2021-11-22

生存報告系個人誌『九重』創刊。





佐藤りえさんの個人誌『九重』が届いた。この栄えある創刊号に連作「ぼくの伯父さん」とエッセイ「アパルトマン雑感」を寄稿しています。りえさんいつもありがとう(涙)。11/23の文学フリマ東京にてH2O企画さん〔ソ-01〜02〕委託で取扱いされるそうです。同時刊行の空想科学俳句集『ぺこぽこ宇宙(ユニバース)』もかわいいので、文フリに出かけるみなさん、どうぞ実物を見に行ってね。


このエッセイには「さいきん無気力だ」などと書いてあるのですが、原稿を出してゲラが上がってくるまでの間に病気が判明して、無気力どころではなくなってしまった。いまはめっちゃぎらぎらしてる。目が。肉体の痛みと戦っているせいで、気力がめらめらと燃え盛っているらしい。早く手術したいのだけど主治医が「腕のいいスペシャリストにやってもらった方がいい」とわざわざ別の医者に回してくれて、いまは順番待ちの状態。命に別状のない病気で、待っている間は投薬治療でしのぐしかなく、寝たきり。

2021-11-11

言葉と恋と肉体



さいきんは朝起きると「あ。今日ブログ書けるかも」と思うのですが、歯を磨いたり顔を洗ったりしているうちに無理になってすぐ横になる、といった日々です。

横になってじっとしているといろんなことを思い出します。「どうして自分はこのような人間になったのか?」といった問いにまつわるいろいろなこと、をです。
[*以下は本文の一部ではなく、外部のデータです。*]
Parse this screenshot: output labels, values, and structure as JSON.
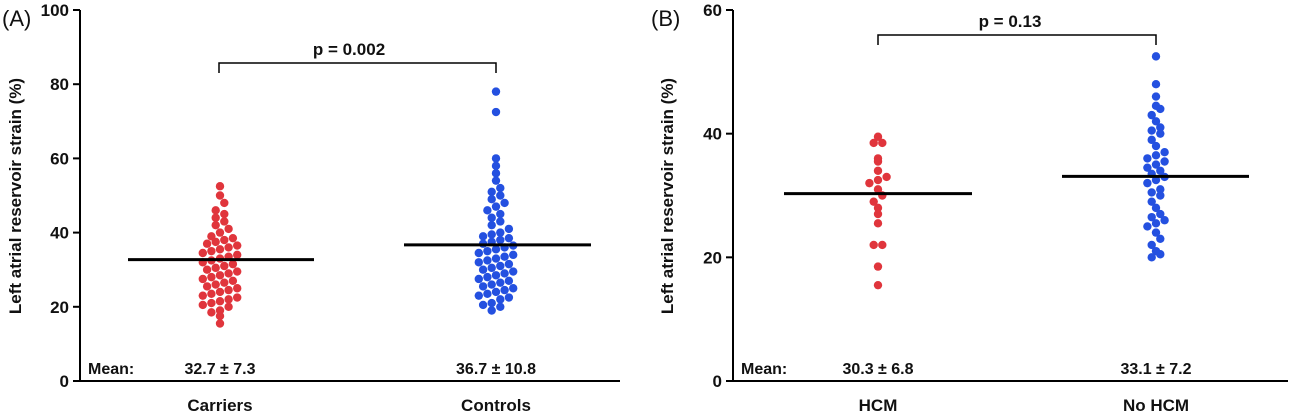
{
  "chart_data": [
    {
      "panel": "(A)",
      "type": "scatter",
      "ylabel": "Left atrial reservoir strain (%)",
      "ylim": [
        0,
        100
      ],
      "yticks": [
        "0",
        "20",
        "40",
        "60",
        "80",
        "100"
      ],
      "categories": [
        "Carriers",
        "Controls"
      ],
      "mean_row_label": "Mean:",
      "mean_labels": [
        "32.7 ± 7.3",
        "36.7 ± 10.8"
      ],
      "means": [
        32.7,
        36.7
      ],
      "pvalue": "p = 0.002",
      "series": [
        {
          "color": "#e0353c",
          "values": [
            15.5,
            17.5,
            18.5,
            19,
            20,
            20.5,
            21,
            21.5,
            22,
            22.5,
            23,
            23.5,
            24,
            24.5,
            25,
            25.5,
            26,
            26.5,
            27,
            27.5,
            28,
            28.5,
            29,
            29.5,
            30,
            30.5,
            31,
            31.5,
            32,
            32.5,
            33,
            33.5,
            34,
            34.5,
            35,
            35.5,
            36,
            36.5,
            37,
            37.5,
            38,
            38.5,
            39,
            40,
            41,
            42,
            43,
            44,
            45,
            46,
            48,
            50,
            52.5
          ]
        },
        {
          "color": "#2450e0",
          "values": [
            19,
            20,
            20.5,
            21,
            22,
            22.5,
            23,
            23.5,
            24,
            24.5,
            25,
            25.5,
            26,
            26.5,
            27,
            27.5,
            28,
            28.5,
            29,
            29.5,
            30,
            30.5,
            31,
            31.5,
            32,
            32.5,
            33,
            33.5,
            34,
            34.5,
            35,
            35.5,
            36,
            36.5,
            37,
            37.5,
            38,
            38.5,
            39,
            39.5,
            40,
            41,
            42,
            43,
            44,
            45,
            46,
            47,
            48,
            49,
            50,
            51,
            52,
            54,
            56,
            58,
            60,
            72.5,
            78
          ]
        }
      ]
    },
    {
      "panel": "(B)",
      "type": "scatter",
      "ylabel": "Left atrial reservoir strain (%)",
      "ylim": [
        0,
        60
      ],
      "yticks": [
        "0",
        "20",
        "40",
        "60"
      ],
      "categories": [
        "HCM",
        "No HCM"
      ],
      "mean_row_label": "Mean:",
      "mean_labels": [
        "30.3 ± 6.8",
        "33.1 ± 7.2"
      ],
      "means": [
        30.3,
        33.1
      ],
      "pvalue": "p = 0.13",
      "series": [
        {
          "color": "#e0353c",
          "values": [
            15.5,
            18.5,
            22,
            22,
            25.5,
            27,
            28,
            29,
            30,
            31,
            32,
            32.5,
            33,
            34,
            35.5,
            36,
            38.5,
            38.5,
            39.5
          ]
        },
        {
          "color": "#2450e0",
          "values": [
            20,
            20.5,
            21,
            22,
            23,
            24,
            25,
            25.5,
            26,
            26.5,
            27,
            28,
            29,
            30,
            30.5,
            31,
            32,
            32.5,
            33,
            33.5,
            34,
            34.5,
            35,
            35.5,
            36,
            36.5,
            37,
            38,
            39,
            40,
            40.5,
            41,
            42,
            43,
            44,
            44.5,
            46,
            48,
            52.5
          ]
        }
      ]
    }
  ]
}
とつぜんですけど、本の作者に会ってみたいと思ったことってありますか?

わたしはあります。

空海。菅原道真。小池純代。その人の書いた本が孤高であればあるほど会いたい欲求が高まる。あれってどうしてなんでしょう。会って楽しいことなどひとつも期待していない、むしろ本人はあらゆる意味でひどい人かもしれないと覚悟すらして、にもかかわらず会いたいのは。
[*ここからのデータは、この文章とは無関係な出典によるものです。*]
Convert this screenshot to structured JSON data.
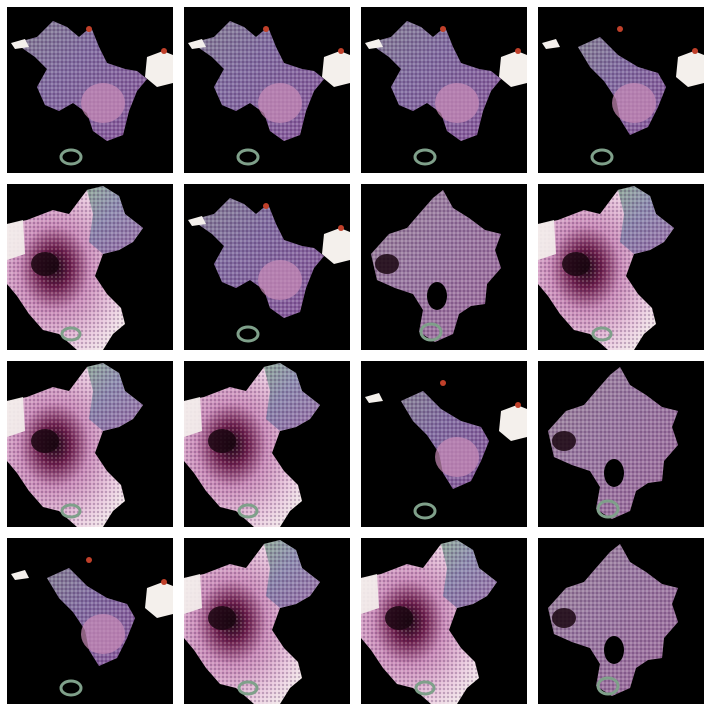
{
  "figure": {
    "background_color": "#ffffff",
    "tile_background_color": "#000000",
    "rows": 4,
    "columns": 4
  },
  "tiles": [
    {
      "variant": "bird"
    },
    {
      "variant": "bird"
    },
    {
      "variant": "bird"
    },
    {
      "variant": "bird-sparse"
    },
    {
      "variant": "pink-blob"
    },
    {
      "variant": "bird"
    },
    {
      "variant": "maple"
    },
    {
      "variant": "pink-blob"
    },
    {
      "variant": "pink-blob"
    },
    {
      "variant": "pink-blob"
    },
    {
      "variant": "bird-sparse"
    },
    {
      "variant": "maple"
    },
    {
      "variant": "bird-sparse"
    },
    {
      "variant": "pink-blob"
    },
    {
      "variant": "pink-blob"
    },
    {
      "variant": "maple"
    }
  ],
  "palette": {
    "pink": "#c98bb8",
    "light_pink": "#e8c8dd",
    "purple": "#8a5a9c",
    "blue_grey": "#7d7ea6",
    "green": "#7fa08a",
    "white": "#f4f0ec",
    "dark_spot": "#1a0610",
    "red_accent": "#c0402a"
  }
}
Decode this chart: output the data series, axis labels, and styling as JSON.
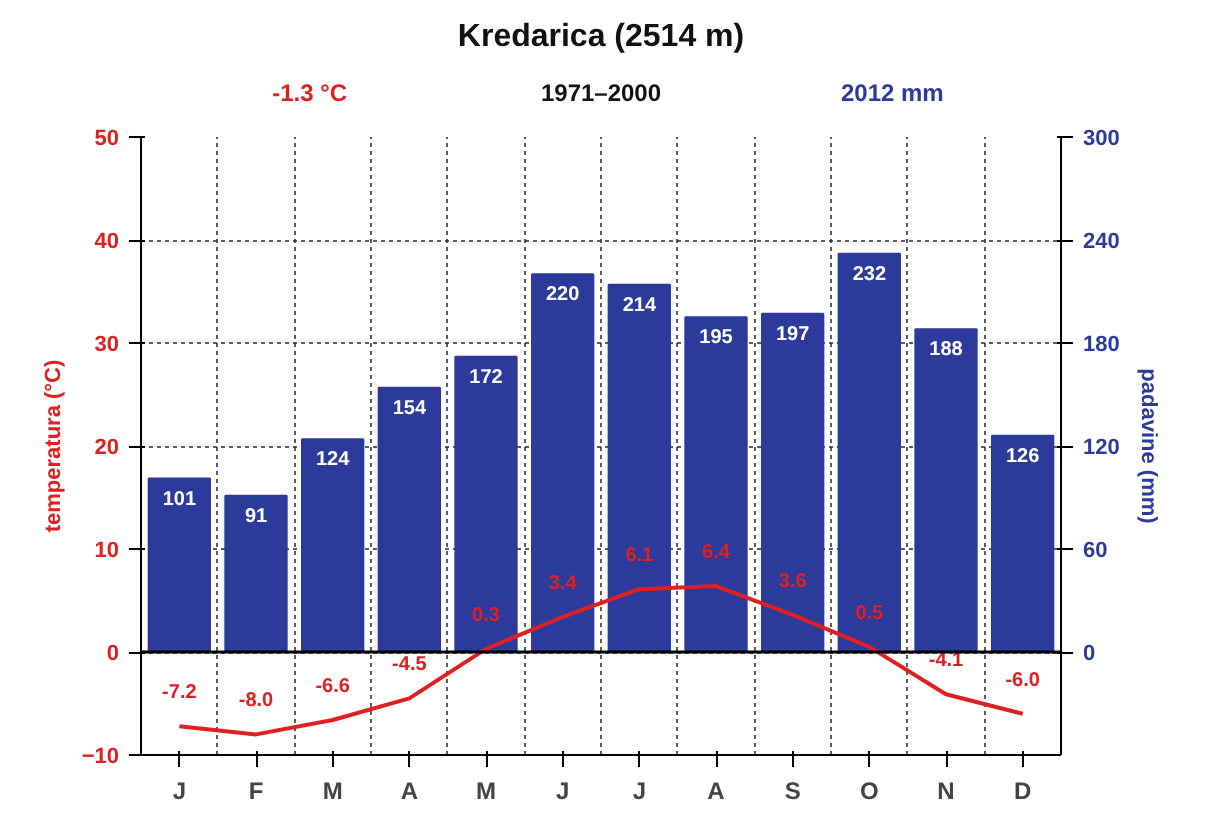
{
  "chart_data": {
    "type": "bar",
    "title": "Kredarica (2514 m)",
    "subtitle": "1971–2000",
    "annotations": [
      "-1.3 °C",
      "2012 mm"
    ],
    "categories": [
      "J",
      "F",
      "M",
      "A",
      "M",
      "J",
      "J",
      "A",
      "S",
      "O",
      "N",
      "D"
    ],
    "series": [
      {
        "axis": "y2",
        "color": "#2b3a9b",
        "values": [
          101,
          91,
          124,
          154,
          172,
          220,
          214,
          195,
          197,
          232,
          188,
          126
        ],
        "data_labels": true
      },
      {
        "type": "line",
        "axis": "y",
        "color": "#e02020",
        "values": [
          -7.2,
          -8.0,
          -6.6,
          -4.5,
          0.3,
          3.4,
          6.1,
          6.4,
          3.6,
          0.5,
          -4.1,
          -6.0
        ],
        "data_labels": true,
        "value_labels": [
          "-7.2",
          "-8.0",
          "-6.6",
          "-4.5",
          "0.3",
          "3.4",
          "6.1",
          "6.4",
          "3.6",
          "0.5",
          "-4.1",
          "-6.0"
        ]
      }
    ],
    "ylabel": "temperatura (°C)",
    "y2label": "padavine (mm)",
    "ylim": [
      -10,
      50
    ],
    "yticks": [
      -10,
      0,
      10,
      20,
      30,
      40,
      50
    ],
    "y2lim": [
      -60,
      300
    ],
    "y2ticks": [
      0,
      60,
      120,
      180,
      240,
      300
    ],
    "ref_lines": [
      {
        "axis": "y",
        "value": 0,
        "color": "#000000"
      }
    ],
    "grid": true
  }
}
わたしの場合、会いたいという気持ちの源はシンプルにいって恋です。わたしは小池純代さんにお会いしたことがあるのですが、会ってなお恋心は冷めず、むしろますます深まり、いまでは反故の一枚まで拾い集めて読みたいほどに。

そこに書かれた言葉が、壊れてしまう肉体から生じたものであるということが、せつなく愛おしい。そのせつなさと愛おしさを噛みしめたいのでしょうか。

* * *

冬泉さんがわたしの連作「オンフルールの海の歌」の全句に脇をつけてくれました。冬泉さんの書くものって学芸全般に通じている人のかもしだす豊かな華がありますよね。画像は羊我堂さん作。すごく上品で香水のラベルみたい。お読みいただけましたらとても嬉しいです。